Attenzione! Se non siete amanti degli album ultratecnici, se non siete pipparoli della tecnica, se non vi esaltate se la canzone è in 22/32: togliete 8 punti al voto e evitate pure di leggere! Ogni amante di metal ultratecnico (Spiral Architect, Watchtower, Spastik Ink solo per fare alcuni esempi) dovrebbe essere più che felice di questa uscita. Il motivo? Leggetevi la line up del gruppo: Ron Jarzombek (Watchtower, Spastik Ink, ex-Gordian Knot), Alex Webster (Cannibal Corpse) e Charlie Zeleny (Behold...The Arctopus, Jordan Ruddess). In questo momento dovreste sbavare come il cane di pavloviana memoria. Vi sarete sicuramente resi conto che con una line up del genere questo gruppo non può che stare alla tecnica come Rocco Siffredi sta al pisello.

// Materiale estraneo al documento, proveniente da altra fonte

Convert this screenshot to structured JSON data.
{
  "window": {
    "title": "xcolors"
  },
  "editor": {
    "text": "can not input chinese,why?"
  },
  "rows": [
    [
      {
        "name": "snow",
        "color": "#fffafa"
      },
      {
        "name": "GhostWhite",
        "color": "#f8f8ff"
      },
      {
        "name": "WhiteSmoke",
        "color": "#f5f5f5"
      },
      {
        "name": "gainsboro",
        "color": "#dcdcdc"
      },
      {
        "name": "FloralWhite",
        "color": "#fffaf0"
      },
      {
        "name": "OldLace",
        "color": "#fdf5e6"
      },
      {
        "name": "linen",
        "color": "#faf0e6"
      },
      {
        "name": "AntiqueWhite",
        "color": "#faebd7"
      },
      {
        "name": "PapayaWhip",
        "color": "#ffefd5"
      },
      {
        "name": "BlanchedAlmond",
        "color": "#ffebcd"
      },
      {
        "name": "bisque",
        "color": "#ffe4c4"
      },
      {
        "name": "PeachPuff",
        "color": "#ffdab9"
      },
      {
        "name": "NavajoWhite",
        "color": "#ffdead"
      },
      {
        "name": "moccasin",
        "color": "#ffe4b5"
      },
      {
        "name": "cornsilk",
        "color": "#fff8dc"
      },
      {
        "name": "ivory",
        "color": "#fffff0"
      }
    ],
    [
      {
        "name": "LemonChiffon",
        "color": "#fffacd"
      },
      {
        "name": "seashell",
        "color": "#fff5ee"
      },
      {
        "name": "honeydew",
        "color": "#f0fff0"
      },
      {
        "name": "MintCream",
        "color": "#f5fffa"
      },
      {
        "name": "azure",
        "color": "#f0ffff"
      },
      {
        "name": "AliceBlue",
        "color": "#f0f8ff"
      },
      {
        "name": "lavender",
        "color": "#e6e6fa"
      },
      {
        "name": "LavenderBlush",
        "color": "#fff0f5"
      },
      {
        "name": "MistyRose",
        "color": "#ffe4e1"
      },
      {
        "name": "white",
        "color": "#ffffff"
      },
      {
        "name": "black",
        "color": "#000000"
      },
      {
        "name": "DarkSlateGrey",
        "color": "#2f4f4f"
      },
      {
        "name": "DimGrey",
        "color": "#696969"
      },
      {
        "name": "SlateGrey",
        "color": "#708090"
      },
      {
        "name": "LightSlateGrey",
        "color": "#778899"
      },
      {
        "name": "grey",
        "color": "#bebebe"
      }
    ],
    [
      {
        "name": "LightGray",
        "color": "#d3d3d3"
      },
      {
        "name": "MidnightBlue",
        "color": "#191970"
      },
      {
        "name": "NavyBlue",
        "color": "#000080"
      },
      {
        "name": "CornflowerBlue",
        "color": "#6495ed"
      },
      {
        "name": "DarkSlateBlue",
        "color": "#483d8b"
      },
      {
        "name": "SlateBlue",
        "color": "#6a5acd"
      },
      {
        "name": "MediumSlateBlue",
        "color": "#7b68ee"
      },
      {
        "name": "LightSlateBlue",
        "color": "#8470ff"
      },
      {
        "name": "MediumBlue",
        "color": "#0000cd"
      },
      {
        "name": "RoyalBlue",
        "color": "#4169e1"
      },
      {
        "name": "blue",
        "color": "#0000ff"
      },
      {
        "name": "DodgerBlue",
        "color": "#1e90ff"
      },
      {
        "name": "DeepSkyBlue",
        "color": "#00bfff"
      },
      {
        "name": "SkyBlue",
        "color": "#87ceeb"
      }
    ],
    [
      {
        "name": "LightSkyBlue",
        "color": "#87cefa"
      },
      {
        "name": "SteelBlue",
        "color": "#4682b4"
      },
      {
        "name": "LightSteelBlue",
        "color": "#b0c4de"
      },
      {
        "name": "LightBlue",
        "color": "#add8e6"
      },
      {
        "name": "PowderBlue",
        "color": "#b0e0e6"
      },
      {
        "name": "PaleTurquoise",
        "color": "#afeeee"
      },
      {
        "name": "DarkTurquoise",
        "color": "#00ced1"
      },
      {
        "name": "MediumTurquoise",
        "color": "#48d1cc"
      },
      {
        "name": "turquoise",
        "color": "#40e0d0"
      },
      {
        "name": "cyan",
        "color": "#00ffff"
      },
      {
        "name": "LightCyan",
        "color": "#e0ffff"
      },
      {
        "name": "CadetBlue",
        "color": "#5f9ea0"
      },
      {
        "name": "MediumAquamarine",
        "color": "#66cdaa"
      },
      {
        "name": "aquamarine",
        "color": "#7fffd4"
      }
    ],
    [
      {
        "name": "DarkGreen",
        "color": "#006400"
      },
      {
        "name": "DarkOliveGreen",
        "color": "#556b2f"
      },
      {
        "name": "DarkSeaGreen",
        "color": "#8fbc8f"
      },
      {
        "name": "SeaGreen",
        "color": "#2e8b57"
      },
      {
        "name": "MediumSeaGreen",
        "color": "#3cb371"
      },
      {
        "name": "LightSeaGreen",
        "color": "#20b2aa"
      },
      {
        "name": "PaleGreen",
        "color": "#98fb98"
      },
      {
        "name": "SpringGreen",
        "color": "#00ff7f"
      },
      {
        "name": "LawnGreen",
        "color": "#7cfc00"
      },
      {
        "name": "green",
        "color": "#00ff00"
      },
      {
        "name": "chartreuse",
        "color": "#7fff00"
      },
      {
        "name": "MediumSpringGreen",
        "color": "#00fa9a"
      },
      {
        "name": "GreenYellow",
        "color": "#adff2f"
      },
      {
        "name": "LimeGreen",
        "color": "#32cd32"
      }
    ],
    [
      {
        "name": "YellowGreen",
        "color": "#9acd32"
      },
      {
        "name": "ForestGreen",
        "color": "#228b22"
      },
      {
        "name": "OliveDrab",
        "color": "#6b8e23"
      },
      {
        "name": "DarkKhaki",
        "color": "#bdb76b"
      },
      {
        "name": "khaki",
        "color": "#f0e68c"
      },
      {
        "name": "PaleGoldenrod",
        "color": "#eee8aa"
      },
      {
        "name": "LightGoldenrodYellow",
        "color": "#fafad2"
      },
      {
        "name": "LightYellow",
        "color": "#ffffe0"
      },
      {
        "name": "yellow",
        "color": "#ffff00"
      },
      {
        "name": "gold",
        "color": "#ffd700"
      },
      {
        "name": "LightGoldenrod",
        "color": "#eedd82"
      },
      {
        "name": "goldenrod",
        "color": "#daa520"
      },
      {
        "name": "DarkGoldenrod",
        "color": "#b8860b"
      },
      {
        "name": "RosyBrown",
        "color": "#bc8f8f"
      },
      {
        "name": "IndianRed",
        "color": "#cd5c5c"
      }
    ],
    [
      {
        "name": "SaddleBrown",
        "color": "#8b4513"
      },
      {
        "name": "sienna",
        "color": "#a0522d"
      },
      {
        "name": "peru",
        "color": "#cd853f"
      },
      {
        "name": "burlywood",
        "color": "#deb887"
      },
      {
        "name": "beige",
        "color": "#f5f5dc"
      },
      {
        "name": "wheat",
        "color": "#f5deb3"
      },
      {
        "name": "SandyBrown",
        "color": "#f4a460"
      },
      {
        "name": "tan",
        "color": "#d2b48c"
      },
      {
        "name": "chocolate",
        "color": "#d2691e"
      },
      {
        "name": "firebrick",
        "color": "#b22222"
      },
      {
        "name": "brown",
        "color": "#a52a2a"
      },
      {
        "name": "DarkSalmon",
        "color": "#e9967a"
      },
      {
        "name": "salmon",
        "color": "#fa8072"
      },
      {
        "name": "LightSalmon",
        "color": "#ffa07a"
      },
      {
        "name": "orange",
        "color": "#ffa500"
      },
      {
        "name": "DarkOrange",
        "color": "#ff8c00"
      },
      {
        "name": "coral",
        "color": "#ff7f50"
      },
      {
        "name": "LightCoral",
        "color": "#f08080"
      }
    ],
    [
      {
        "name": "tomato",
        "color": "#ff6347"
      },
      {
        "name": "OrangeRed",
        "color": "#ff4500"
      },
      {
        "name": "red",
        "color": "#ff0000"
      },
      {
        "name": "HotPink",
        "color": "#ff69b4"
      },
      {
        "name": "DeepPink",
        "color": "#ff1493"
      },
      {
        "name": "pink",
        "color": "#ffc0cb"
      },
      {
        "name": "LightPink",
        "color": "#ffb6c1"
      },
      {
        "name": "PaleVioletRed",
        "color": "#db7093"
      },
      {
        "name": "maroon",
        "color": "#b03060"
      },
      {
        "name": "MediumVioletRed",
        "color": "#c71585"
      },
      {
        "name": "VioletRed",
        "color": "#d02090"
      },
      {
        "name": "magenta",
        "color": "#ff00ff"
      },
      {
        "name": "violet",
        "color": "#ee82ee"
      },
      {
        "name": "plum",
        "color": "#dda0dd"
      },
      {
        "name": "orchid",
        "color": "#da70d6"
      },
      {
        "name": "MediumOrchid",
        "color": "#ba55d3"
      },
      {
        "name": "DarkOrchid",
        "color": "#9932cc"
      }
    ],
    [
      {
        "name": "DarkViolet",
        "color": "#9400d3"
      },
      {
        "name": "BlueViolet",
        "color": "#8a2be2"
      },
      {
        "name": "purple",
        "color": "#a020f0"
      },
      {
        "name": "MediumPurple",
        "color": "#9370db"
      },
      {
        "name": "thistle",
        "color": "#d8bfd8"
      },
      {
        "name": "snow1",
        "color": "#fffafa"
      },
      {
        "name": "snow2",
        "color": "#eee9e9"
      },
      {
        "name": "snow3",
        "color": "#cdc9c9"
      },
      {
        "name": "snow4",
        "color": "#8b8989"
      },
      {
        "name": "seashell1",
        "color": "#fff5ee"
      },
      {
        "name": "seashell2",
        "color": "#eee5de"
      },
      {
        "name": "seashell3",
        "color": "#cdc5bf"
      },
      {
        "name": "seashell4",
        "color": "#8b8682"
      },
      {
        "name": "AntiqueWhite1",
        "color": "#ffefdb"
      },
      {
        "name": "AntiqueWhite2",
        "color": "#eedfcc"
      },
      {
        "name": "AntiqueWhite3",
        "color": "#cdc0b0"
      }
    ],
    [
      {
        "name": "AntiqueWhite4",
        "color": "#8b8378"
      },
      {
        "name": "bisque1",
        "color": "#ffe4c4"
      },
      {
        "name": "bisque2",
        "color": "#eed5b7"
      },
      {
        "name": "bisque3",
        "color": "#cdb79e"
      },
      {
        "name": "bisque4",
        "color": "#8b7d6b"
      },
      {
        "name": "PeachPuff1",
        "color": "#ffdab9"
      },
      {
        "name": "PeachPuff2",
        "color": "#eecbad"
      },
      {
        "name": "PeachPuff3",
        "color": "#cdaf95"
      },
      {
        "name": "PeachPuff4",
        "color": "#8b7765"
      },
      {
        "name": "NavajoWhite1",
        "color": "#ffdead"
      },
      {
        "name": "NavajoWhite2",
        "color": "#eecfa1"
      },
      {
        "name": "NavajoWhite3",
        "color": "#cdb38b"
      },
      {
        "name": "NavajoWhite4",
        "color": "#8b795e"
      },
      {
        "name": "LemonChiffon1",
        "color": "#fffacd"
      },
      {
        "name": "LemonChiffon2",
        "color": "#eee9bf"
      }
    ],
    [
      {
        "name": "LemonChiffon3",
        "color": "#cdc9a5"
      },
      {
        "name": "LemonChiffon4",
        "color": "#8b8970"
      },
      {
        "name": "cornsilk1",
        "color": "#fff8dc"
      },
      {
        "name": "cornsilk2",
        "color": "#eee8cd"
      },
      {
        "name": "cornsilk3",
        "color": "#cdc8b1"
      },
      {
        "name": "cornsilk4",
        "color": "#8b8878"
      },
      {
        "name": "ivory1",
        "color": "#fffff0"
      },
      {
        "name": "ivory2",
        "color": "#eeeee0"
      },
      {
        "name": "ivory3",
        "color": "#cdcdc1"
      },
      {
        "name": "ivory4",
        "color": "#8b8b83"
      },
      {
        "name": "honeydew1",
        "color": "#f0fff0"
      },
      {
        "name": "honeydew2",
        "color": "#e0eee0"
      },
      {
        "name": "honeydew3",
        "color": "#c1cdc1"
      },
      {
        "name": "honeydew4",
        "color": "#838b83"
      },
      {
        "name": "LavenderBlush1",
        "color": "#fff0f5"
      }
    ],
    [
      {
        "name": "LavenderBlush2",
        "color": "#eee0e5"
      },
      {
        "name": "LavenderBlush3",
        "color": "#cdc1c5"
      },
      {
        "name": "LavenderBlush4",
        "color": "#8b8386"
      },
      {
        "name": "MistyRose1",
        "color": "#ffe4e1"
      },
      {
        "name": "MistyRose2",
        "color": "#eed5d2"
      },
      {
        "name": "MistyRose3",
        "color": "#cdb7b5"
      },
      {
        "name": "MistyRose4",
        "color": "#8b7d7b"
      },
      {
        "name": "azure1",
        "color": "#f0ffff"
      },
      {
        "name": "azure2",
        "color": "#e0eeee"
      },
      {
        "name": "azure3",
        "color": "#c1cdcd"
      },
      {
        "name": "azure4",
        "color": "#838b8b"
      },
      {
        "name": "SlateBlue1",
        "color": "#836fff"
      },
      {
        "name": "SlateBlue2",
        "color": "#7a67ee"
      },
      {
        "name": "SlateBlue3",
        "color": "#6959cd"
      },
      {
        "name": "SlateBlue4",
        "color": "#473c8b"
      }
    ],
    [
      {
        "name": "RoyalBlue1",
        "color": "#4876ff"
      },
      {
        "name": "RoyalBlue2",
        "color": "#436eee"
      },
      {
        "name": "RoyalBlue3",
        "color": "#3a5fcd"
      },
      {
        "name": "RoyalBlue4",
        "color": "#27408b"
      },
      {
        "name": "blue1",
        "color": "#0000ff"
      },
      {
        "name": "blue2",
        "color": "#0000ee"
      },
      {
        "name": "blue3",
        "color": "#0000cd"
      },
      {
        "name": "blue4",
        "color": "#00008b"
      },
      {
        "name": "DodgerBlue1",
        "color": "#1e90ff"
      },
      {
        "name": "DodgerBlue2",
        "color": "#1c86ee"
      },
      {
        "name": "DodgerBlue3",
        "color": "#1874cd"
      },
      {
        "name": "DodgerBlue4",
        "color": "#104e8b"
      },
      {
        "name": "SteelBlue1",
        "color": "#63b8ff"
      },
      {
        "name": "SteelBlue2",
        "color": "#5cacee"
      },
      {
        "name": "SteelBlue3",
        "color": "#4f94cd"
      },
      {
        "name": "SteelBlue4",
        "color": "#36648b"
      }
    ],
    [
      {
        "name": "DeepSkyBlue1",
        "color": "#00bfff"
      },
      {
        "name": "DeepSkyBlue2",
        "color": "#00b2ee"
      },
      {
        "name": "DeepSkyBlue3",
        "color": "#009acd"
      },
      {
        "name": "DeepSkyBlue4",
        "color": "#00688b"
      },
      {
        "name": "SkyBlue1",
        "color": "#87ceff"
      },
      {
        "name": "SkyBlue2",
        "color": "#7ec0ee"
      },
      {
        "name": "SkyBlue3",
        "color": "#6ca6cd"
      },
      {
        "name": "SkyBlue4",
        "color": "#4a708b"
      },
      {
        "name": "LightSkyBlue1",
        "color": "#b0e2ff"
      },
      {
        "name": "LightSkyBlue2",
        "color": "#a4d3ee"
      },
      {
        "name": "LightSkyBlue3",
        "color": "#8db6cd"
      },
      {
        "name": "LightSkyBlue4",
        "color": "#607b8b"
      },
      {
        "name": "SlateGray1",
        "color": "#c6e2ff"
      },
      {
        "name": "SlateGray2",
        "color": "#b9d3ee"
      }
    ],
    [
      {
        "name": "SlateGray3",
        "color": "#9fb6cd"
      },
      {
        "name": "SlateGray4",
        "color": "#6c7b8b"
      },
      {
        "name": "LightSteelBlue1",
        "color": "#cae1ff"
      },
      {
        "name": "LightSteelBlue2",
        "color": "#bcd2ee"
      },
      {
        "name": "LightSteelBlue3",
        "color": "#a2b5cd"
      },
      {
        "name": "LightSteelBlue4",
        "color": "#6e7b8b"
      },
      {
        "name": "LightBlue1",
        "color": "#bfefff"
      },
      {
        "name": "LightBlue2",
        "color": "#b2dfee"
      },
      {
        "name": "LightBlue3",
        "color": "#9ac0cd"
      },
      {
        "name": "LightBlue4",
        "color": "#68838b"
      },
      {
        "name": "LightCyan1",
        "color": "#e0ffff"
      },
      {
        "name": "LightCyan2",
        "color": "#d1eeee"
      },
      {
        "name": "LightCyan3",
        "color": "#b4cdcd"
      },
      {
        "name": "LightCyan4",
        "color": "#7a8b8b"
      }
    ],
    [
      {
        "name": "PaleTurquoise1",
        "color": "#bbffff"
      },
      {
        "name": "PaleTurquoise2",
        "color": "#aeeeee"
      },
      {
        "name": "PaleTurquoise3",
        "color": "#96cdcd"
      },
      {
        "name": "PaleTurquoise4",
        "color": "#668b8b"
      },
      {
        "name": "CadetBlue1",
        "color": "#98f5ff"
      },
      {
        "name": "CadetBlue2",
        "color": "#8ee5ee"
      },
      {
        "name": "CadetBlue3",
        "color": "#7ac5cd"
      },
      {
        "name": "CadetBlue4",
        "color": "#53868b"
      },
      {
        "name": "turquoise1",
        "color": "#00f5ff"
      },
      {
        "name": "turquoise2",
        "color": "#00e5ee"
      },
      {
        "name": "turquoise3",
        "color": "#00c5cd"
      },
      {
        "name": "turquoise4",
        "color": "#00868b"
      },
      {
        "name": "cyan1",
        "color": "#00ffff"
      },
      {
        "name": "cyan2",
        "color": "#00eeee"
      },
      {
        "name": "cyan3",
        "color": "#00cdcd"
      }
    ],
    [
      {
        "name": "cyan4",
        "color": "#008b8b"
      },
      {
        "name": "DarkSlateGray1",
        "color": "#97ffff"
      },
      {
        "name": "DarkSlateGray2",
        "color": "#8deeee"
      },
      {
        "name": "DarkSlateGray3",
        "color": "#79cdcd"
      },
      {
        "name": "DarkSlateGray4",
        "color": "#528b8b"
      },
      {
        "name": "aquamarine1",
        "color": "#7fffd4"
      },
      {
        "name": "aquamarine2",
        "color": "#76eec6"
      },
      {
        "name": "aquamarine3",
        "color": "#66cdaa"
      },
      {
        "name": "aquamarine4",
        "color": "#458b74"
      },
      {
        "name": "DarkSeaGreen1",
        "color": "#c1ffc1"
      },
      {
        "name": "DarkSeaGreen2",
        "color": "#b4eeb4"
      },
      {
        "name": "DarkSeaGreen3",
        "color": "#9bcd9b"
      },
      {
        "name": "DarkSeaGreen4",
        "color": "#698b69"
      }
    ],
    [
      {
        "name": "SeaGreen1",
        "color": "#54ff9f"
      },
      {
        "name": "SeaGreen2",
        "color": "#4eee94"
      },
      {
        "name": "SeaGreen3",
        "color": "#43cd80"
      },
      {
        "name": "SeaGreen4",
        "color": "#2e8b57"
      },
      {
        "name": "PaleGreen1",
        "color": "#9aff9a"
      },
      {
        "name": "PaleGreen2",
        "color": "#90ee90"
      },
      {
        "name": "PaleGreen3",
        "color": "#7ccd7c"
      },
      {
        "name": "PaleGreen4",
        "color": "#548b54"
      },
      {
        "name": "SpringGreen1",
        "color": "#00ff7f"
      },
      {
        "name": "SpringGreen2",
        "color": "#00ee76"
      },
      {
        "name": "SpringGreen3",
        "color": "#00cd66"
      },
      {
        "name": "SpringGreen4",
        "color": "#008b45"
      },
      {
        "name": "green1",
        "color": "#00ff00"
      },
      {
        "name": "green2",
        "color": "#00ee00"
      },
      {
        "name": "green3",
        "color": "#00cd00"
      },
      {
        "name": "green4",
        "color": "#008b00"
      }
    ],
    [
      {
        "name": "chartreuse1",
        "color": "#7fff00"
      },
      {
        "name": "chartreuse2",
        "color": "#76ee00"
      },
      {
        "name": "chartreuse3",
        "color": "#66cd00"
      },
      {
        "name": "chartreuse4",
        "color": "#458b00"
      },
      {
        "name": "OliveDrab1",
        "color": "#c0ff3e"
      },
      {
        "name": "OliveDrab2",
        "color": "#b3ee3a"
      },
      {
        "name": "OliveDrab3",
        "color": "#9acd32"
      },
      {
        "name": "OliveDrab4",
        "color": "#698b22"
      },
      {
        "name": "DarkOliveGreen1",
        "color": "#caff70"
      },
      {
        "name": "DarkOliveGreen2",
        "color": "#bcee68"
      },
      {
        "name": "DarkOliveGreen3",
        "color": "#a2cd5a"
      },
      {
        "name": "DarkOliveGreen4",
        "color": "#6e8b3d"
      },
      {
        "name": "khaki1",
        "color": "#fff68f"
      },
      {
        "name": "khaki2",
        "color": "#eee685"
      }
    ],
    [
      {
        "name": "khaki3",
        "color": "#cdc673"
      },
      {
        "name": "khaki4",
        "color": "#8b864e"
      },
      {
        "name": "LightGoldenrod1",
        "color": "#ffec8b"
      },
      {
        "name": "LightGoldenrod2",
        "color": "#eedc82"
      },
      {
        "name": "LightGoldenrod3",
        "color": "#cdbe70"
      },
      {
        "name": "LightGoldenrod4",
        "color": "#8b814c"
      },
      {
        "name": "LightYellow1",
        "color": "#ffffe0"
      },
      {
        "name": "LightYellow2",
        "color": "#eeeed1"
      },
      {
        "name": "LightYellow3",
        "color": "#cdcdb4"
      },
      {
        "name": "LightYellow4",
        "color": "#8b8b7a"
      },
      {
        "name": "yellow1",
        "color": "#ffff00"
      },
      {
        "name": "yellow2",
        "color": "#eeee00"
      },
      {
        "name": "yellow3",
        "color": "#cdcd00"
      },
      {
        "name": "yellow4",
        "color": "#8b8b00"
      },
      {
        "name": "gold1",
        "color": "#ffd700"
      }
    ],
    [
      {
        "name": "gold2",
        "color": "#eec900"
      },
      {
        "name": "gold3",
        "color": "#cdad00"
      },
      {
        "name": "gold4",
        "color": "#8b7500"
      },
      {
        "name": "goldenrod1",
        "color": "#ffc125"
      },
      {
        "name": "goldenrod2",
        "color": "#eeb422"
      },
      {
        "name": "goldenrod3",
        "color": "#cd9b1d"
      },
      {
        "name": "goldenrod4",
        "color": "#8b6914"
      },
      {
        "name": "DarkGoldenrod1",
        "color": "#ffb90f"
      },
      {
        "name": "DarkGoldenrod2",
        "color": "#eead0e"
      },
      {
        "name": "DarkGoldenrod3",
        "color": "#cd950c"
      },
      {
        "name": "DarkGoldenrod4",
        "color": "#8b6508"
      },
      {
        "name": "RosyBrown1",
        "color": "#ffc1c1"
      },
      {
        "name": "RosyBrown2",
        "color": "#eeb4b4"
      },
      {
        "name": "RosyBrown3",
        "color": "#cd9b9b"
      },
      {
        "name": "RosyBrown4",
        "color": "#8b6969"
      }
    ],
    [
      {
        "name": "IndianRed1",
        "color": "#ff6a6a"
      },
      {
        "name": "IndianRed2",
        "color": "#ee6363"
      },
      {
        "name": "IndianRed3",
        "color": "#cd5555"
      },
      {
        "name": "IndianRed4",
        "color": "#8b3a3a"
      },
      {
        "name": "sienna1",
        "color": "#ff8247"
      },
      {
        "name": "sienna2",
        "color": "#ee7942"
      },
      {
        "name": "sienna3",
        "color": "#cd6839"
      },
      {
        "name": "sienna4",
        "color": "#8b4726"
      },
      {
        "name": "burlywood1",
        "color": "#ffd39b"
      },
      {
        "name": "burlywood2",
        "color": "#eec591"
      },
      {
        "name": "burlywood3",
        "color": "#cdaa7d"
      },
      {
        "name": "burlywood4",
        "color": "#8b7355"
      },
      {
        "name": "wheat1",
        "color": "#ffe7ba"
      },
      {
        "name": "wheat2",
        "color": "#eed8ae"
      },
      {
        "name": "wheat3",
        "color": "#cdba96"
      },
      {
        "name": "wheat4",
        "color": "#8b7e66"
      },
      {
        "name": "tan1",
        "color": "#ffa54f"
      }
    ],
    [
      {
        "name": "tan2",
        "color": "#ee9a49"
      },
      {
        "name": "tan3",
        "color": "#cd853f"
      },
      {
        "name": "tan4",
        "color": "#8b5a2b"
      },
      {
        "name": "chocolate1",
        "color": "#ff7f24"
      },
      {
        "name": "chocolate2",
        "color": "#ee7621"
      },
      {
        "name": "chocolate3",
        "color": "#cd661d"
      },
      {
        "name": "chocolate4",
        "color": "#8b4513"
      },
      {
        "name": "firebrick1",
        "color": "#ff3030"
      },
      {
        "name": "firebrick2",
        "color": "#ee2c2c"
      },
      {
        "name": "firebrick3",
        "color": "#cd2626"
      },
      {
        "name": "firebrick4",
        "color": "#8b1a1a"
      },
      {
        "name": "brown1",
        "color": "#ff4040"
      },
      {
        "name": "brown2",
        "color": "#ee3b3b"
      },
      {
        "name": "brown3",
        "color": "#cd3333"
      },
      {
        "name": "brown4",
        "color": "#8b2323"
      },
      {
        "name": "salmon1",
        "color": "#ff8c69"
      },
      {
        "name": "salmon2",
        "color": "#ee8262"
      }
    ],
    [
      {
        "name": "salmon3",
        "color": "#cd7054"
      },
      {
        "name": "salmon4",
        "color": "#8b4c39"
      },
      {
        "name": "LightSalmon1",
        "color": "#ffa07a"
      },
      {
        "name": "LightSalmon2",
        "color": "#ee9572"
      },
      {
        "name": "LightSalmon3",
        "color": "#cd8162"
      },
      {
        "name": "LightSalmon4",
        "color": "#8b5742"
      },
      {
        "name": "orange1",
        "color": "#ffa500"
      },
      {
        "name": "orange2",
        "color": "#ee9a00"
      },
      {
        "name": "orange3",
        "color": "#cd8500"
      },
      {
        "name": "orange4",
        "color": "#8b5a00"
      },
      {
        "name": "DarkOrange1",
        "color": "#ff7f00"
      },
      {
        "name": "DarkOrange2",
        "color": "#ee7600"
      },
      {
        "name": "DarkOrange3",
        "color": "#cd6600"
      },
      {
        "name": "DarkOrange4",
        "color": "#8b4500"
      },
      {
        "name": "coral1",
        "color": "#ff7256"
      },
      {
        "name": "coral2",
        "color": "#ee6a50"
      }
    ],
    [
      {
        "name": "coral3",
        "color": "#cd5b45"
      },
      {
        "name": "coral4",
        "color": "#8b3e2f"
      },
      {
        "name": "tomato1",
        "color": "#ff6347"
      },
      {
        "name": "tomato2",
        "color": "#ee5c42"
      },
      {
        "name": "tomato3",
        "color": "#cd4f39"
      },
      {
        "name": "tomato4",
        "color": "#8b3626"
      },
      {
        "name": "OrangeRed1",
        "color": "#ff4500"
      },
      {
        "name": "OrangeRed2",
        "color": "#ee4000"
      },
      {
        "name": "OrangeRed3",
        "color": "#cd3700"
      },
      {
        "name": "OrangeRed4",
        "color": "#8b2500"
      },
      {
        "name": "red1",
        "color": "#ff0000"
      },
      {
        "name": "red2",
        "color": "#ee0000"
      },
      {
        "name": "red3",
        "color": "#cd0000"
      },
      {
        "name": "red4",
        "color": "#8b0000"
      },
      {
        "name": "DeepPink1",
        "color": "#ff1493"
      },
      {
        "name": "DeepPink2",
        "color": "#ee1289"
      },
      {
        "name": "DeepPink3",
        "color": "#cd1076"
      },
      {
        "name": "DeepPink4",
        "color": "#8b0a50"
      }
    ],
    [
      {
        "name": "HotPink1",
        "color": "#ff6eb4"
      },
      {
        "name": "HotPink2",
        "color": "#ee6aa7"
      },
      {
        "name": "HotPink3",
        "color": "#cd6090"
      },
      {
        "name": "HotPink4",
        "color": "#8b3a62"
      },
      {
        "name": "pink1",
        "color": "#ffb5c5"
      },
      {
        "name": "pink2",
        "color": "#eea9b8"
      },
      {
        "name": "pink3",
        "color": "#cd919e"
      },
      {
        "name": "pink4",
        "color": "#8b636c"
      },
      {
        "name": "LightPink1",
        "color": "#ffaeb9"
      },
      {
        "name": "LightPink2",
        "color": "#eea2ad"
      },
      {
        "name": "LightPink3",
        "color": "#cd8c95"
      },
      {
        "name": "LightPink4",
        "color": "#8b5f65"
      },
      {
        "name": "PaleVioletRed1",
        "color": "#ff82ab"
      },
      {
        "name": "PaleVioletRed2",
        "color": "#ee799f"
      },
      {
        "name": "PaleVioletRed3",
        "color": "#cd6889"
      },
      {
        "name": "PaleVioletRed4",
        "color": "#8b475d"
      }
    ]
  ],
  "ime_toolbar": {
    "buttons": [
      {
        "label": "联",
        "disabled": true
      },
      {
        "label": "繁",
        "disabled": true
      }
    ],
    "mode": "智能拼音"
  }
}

Potrebbe un gruppo simile fallire nel donarci un'ora di musica impossibile da scrivere e difficilissima da assimilare? Chiaramente è una domanda retorica. Ma quello che impressiona su quest'album, oltre logicamente alla perizia tecnica dei musicisti e la pazzia delle composizioni, è la varietà di soluzioni adottate. Volendo definire questa musica non tralasciando niente dovremmo chiamarla progressive-tecno-fusion-death-thrash-instrumental-metal. Dalla scarica di note dissonanti alla sezione violenta con tanto di blastbeat passando per momenti intimisti, pezzi dal groove invidiabile, e sezioni con il tempo più scomposto che le vostre orecchie abbiano mai... sentito nulla manca. Impossibile non notare l'utilizzo di soluzioni Dream Theater primo periodo di Jordan Ruddess (Scenes From A Memory e Liquid Tension Experiment).
Non di facile assimilazione dicevo, ma una volta ascoltato quel tot di volte "sboccerà" e diventerà una droga. Le canzoni sono una più travolgente dell'altra, la splendida Laser Lobotomy, la travolgente Night Terror, gli epici otto minuti di Activation Synthesis Theory o ancora REM, che con il suo misero minuto riesce comunque a lasciare il segno, nulla colpisce a vuoto. Jarzombek traccia linee melodiche e ritmiche mozzafiato, pescando ovunque persino nelle melodie più classiche. Webster dimostra ancora una volta (se mai ce ne fosse bisogno) di essere un rullo compressore, una macchina creata per suonare il basso e dà un contributo in fase compositiva che si rispecchia in una perfetta simbiosi degli strumenti a corde, che si rincorrono e si rafforzano stupendamente. Vera sorpresa (ma fino a un certo punto per chi lo conosce) la prestazione di Charlie Zeleny che dimostra di essere uno dei batteristi più completi al mondo. In questo album fa di tutto, dal blastbeat alle classiche ritmiche jazzistiche.
Insomma, per gli amanti del genere un must assoluto, dato anche dal fatto di essere un prodotto raro, non stiamo parlando di power metal, nè di metalcore che contano infiniti gruppi (la maggiorparte inutili), di dischi come questo, per l'oggettiva difficoltà nel comporlo, ne escono ad essere ottimisti uno ogni 2/3 anni. Vogliamo privarcene?